In a nine-year study of drug users in Vancouver's Downtown Eastside, researchers found that those who reported smoking crack daily were four times more likely to become infected with HIV than drug-using peers who smoked crack less often or not at all.
"Approximately 10 years ago, about 10 per cent of drug users in the Downtown Eastside were using crack cocaine -- and by the end of the study period, 40 per cent were using crack cocaine daily," principal investigator Dr. Evan Wood of the B.C. Centre for Excellence in HIV-AIDS said Monday from Vancouver.
"So we've seen a massive increase in the use of crack cocaine," said Wood, adding that the findings point to an urgent need for innovative public-health programs targeted at crack smokers.
Startling results
To conduct their study, researchers looked at data from 1,048 people in the Vancouver Injection Drug Users Study, all of whom were HIV-negative at the time of enrolment. Nine years later, in 2005, 137 of those participants had contracted the virus that causes AIDS.
While researchers were not able to determine the exact link between crack smoking and the elevated risk for HIV, they say mouth wounds caused by crack pipes make people more vulnerable to infection and the association with a higher number of HIV-positive individuals could boost the likelihood of infection through sex and needle sharing.
Wood said drug users in Vancouver and elsewhere in Canada often smoke crack using homemade pipes that contain sharp metal that cuts the lips and mouth or glass that burns the area when heated to high temperatures for smoking.
"And, of course, this is the same population that's sharing pipes ... (and) engaging in sex-trade activity, so getting exposure to bodily fluids where HIV is present," he said.
Harm reduction and the European connection
Wood and his fellow researchers, whose study is published in this week's issue of the Canadian Medical Association Journal (CMAJ), say harm-reduction programs are needed to prevent the spread of HIV among the growing number of crack users.
Although controversial, those programs could include distribution of crack cocaine kits and provision of safe inhalation rooms for users.
In several European countries, inhalation rooms are operated as supervised health-care facilities that provide safe and hygienic conditions for drug use. Early reports suggest that bringing the drug-using population under the public-health umbrella creates opportunities for health workers to offer addiction treatment.
In contrast, Wood said, the United States has spent an estimated $1 trillion in its war on drugs and has more drug users per capita in prison than any other country in the world.

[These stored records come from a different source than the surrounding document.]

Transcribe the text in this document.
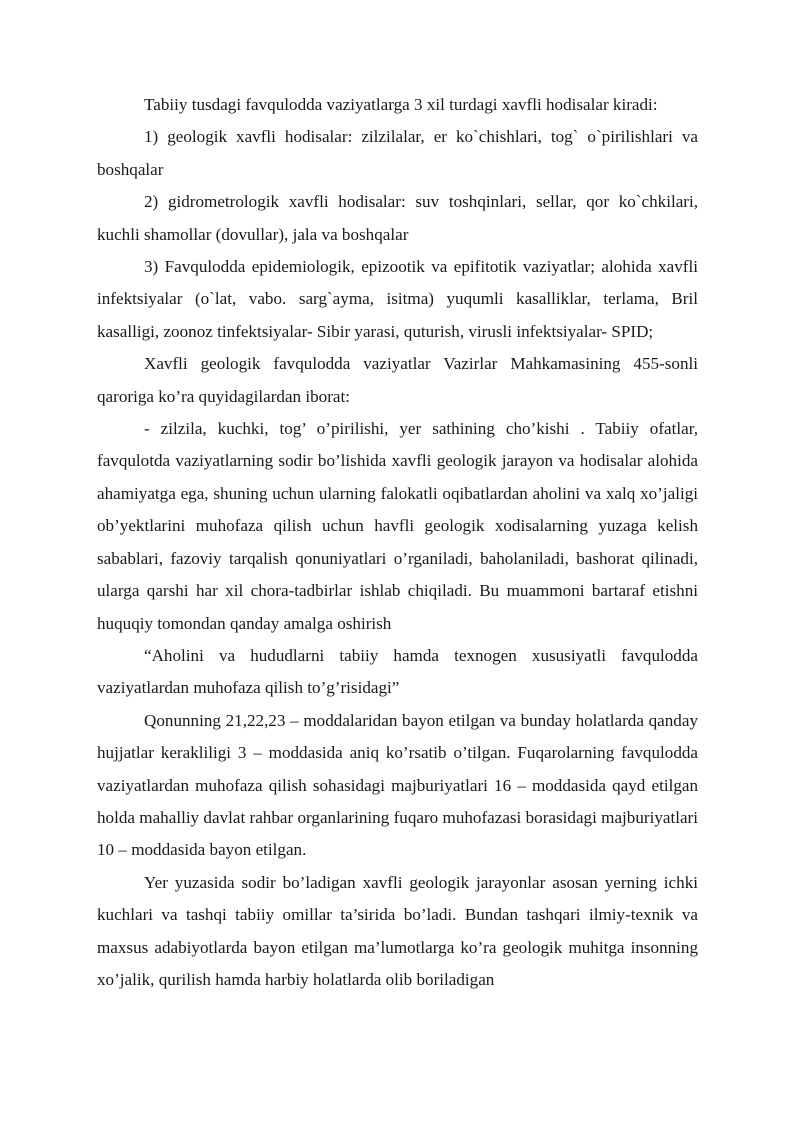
Tabiiy tusdagi favqulodda vaziyatlarga 3 xil turdagi xavfli hodisalar kiradi:

1) geologik xavfli hodisalar: zilzilalar, er ko`chishlari, tog` o`pirilishlari va boshqalar

2) gidrometrologik xavfli hodisalar: suv toshqinlari, sellar, qor ko`chkilari, kuchli shamollar (dovullar), jala va boshqalar

3) Favqulodda epidemiologik, epizootik va epifitotik vaziyatlar; alohida xavfli infektsiyalar (o`lat, vabo. sarg`ayma, isitma) yuqumli kasalliklar, terlama, Bril kasalligi, zoonoz tinfektsiyalar- Sibir yarasi, quturish, virusli infektsiyalar- SPID;

Xavfli geologik favqulodda vaziyatlar Vazirlar Mahkamasining 455-sonli qaroriga ko’ra quyidagilardan iborat:

- zilzila, kuchki, tog’ o’pirilishi, yer sathining cho’kishi . Tabiiy ofatlar, favqulotda vaziyatlarning sodir bo’lishida xavfli geologik jarayon va hodisalar alohida ahamiyatga ega, shuning uchun ularning falokatli oqibatlardan aholini va xalq xo’jaligi ob’yektlarini muhofaza qilish uchun havfli geologik xodisalarning yuzaga kelish sabablari, fazoviy tarqalish qonuniyatlari o’rganiladi, baholaniladi, bashorat qilinadi, ularga qarshi har xil chora-tadbirlar ishlab chiqiladi. Bu muammoni bartaraf etishni huquqiy tomondan qanday amalga oshirish

“Aholini va hududlarni tabiiy hamda texnogen xususiyatli favqulodda vaziyatlardan muhofaza qilish to’g’risidagi”

Qonunning 21,22,23 – moddalaridan bayon etilgan va bunday holatlarda qanday hujjatlar kerakliligi 3 – moddasida aniq ko’rsatib o’tilgan. Fuqarolarning favqulodda vaziyatlardan muhofaza qilish sohasidagi majburiyatlari 16 – moddasida qayd etilgan holda mahalliy davlat rahbar organlarining fuqaro muhofazasi borasidagi majburiyatlari 10 – moddasida bayon etilgan.

Yer yuzasida sodir bo’ladigan xavfli geologik jarayonlar asosan yerning ichki kuchlari va tashqi tabiiy omillar ta’sirida bo’ladi. Bundan tashqari ilmiy-texnik va maxsus adabiyotlarda bayon etilgan ma’lumotlarga ko’ra geologik muhitga insonning xo’jalik, qurilish hamda harbiy holatlarda olib boriladigan
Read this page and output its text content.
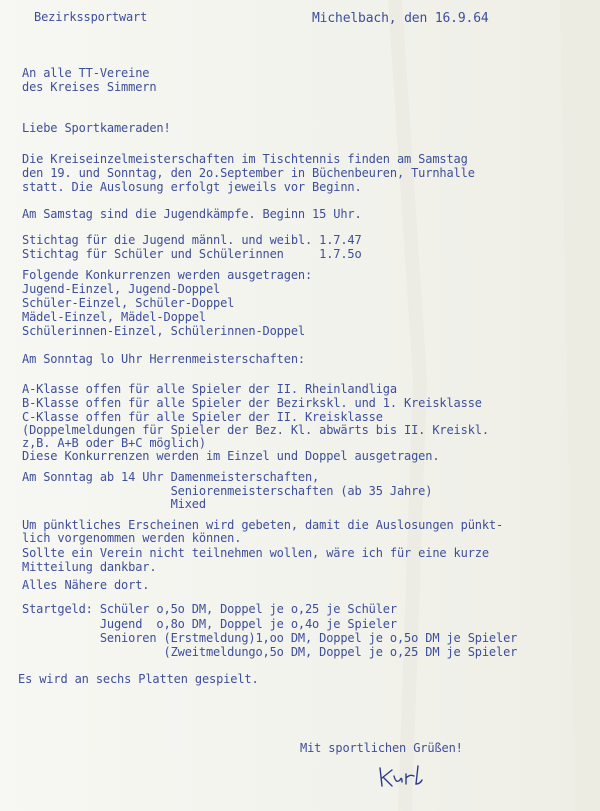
Bezirkssportwart	Michelbach, den 16.9.64
An alle TT-Vereine
des Kreises Simmern
Liebe Sportkameraden!
Die Kreiseinzelmeisterschaften im Tischtennis finden am Samstag
den 19. und Sonntag, den 2o.September in Büchenbeuren, Turnhalle
statt. Die Auslosung erfolgt jeweils vor Beginn.
Am Samstag sind die Jugendkämpfe. Beginn 15 Uhr.
Stichtag für die Jugend männl. und weibl. 1.7.47
Stichtag für Schüler und Schülerinnen     1.7.5o
Folgende Konkurrenzen werden ausgetragen:
Jugend-Einzel, Jugend-Doppel
Schüler-Einzel, Schüler-Doppel
Mädel-Einzel, Mädel-Doppel
Schülerinnen-Einzel, Schülerinnen-Doppel
Am Sonntag lo Uhr Herrenmeisterschaften:
A-Klasse offen für alle Spieler der II. Rheinlandliga
B-Klasse offen für alle Spieler der Bezirkskl. und 1. Kreisklasse
C-Klasse offen für alle Spieler der II. Kreisklasse
(Doppelmeldungen für Spieler der Bez. Kl. abwärts bis II. Kreiskl.
z,B. A+B oder B+C möglich)
Diese Konkurrenzen werden im Einzel und Doppel ausgetragen.
Am Sonntag ab 14 Uhr Damenmeisterschaften,
Seniorenmeisterschaften (ab 35 Jahre)
Mixed
Um pünktliches Erscheinen wird gebeten, damit die Auslosungen pünkt-
lich vorgenommen werden können.
Sollte ein Verein nicht teilnehmen wollen, wäre ich für eine kurze
Mitteilung dankbar.
Alles Nähere dort.
Startgeld: Schüler o,5o DM, Doppel je o,25 je Schüler
Jugend  o,8o DM, Doppel je o,4o je Spieler
Senioren (Erstmeldung)1,oo DM, Doppel je o,5o DM je Spieler
(Zweitmeldungo,5o DM, Doppel je o,25 DM je Spieler
Es wird an sechs Platten gespielt.
Mit sportlichen Grüßen!
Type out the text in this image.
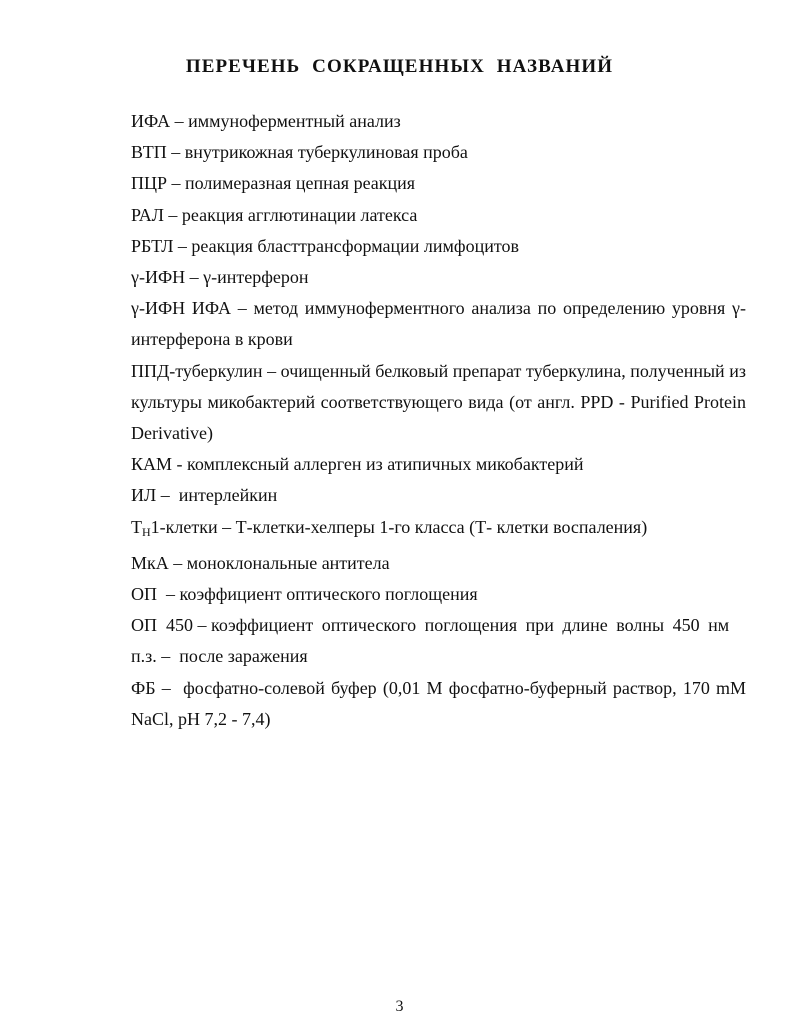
ПЕРЕЧЕНЬ СОКРАЩЕННЫХ НАЗВАНИЙ
ИФА – иммуноферментный анализ
ВТП – внутрикожная туберкулиновая проба
ПЦР – полимеразная цепная реакция
РАЛ – реакция агглютинации латекса
РБТЛ – реакция бласттрансформации лимфоцитов
γ-ИФН – γ-интерферон
γ-ИФН ИФА – метод иммуноферментного анализа по определению уровня γ-интерферона в крови
ППД-туберкулин – очищенный белковый препарат туберкулина, полученный из культуры микобактерий соответствующего вида (от англ. PPD - Purified Protein Derivative)
КАМ - комплексный аллерген из атипичных микобактерий
ИЛ –  интерлейкин
$T_H1$-клетки – Т-клетки-хелперы 1-го класса (Т- клетки воспаления)
МкА – моноклональные антитела
ОП  – коэффициент оптического поглощения
ОП  450 – коэффициент оптического поглощения при длине волны 450 нм
п.з. –  после заражения
ФБ –  фосфатно-солевой буфер (0,01 М фосфатно-буферный раствор, 170 mM NaCl, pH 7,2 - 7,4)
3
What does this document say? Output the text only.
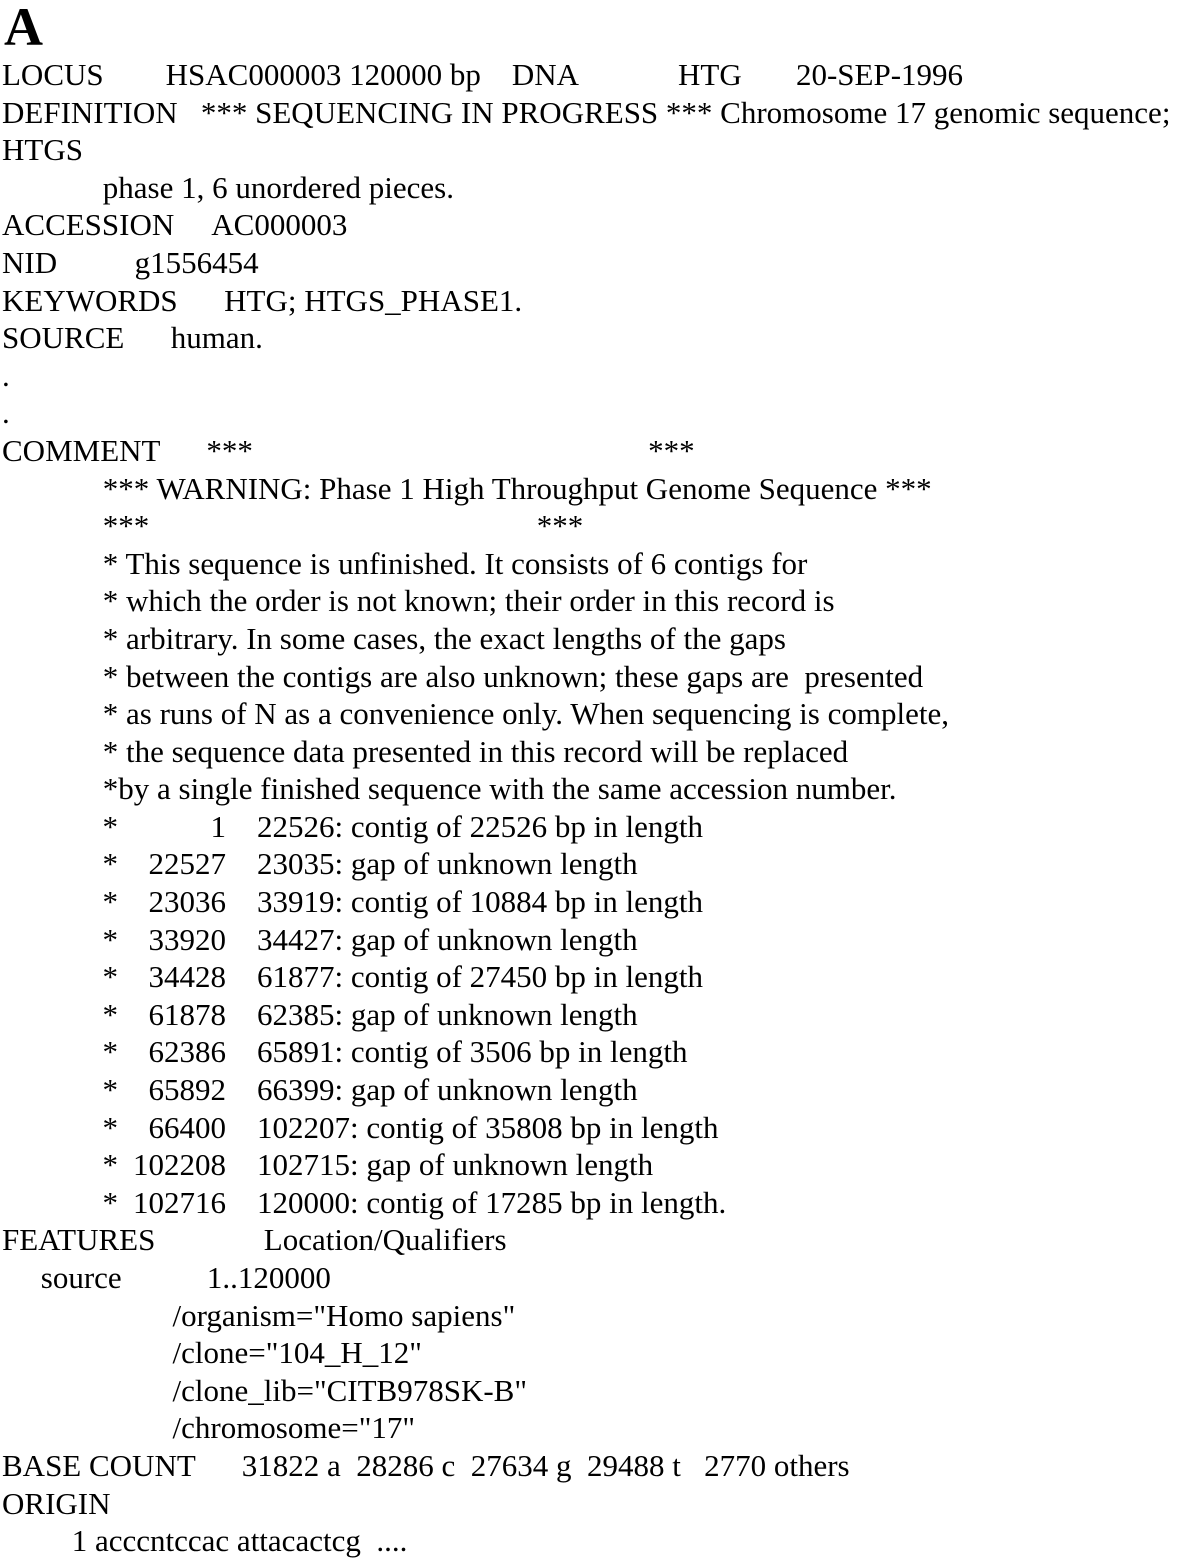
A
LOCUS        HSAC000003 120000 bp    DNA             HTG       20-SEP-1996
DEFINITION   *** SEQUENCING IN PROGRESS *** Chromosome 17 genomic sequence;
HTGS
phase 1, 6 unordered pieces.
ACCESSION     AC000003
NID          g1556454
KEYWORDS      HTG; HTGS_PHASE1.
SOURCE      human.
.
.
COMMENT      ***                                                   ***
*** WARNING: Phase 1 High Throughput Genome Sequence ***
***                                                  ***
* This sequence is unfinished. It consists of 6 contigs for
* which the order is not known; their order in this record is
* arbitrary. In some cases, the exact lengths of the gaps
* between the contigs are also unknown; these gaps are  presented
* as runs of N as a convenience only. When sequencing is complete,
* the sequence data presented in this record will be replaced
*by a single finished sequence with the same accession number.
*	1	22526: contig of 22526 bp in length
* 22527	23035: gap of unknown length
* 23036	33919: contig of 10884 bp in length
* 33920	34427: gap of unknown length
* 34428	61877: contig of 27450 bp in length
* 61878	62385: gap of unknown length
* 62386	65891: contig of 3506 bp in length
* 65892	66399: gap of unknown length
* 66400	102207: contig of 35808 bp in length
* 102208	102715: gap of unknown length
* 102716	120000: contig of 17285 bp in length.
FEATURES              Location/Qualifiers
source           1..120000
/organism="Homo sapiens"
/clone="104_H_12"
/clone_lib="CITB978SK-B"
/chromosome="17"
BASE COUNT      31822 a  28286 c  27634 g  29488 t   2770 others
ORIGIN
1 acccntccac attacactcg  ....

Despite the incarcerations, the rate of drug use has not fallen, the crack supply has risen and its price has dropped dramatically, he said.
"I certainly look at the successes they've had in Europe and the problems with the U.S. approach and think this is something we should design a study to test in Vancouver," he said.
That could be a hard sell, especially to the federal government.
Fighting the battle
Vancouver is home to North America's only supervised centre for injection-drug users -- but the Conservative government under Prime Minister Stephen Harper is trying to shut its doors for good.
Ottawa has challenged a B.C. court ruling that would have allowed the Insite facility to remain open. The B.C. Appeals Court is expected to rule on the case soon.
In a CMAJ commentary, doctors David Celentano and Susan Sherman of Johns Hopkins Bloomberg School of Public Health write that "with the increasing proportion of injection drug users who are smoking crack cocaine, harm reduction programs need to address the unique needs of these people as part of a comprehensive HIV prevention strategy."
"Although controversial, the distribution of 'crack kits' (glass stem with mouthpiece, metal screen, lip balm and hand wipes) to this population has the potential to reduce HIV transmission."
Wood said a four-fold increased rate of HIV among crack smokers should be raising alarm bells in Canada -- especially for governments that set public-health agendas.
"The genie is out of the bottle in terms of this virus," he said. "It's no longer constrained to traditionally high-risk populations."
"And if we're going to put that genie back in the bottle, we need to start implementing pragmatic and evidence-based public health strategies."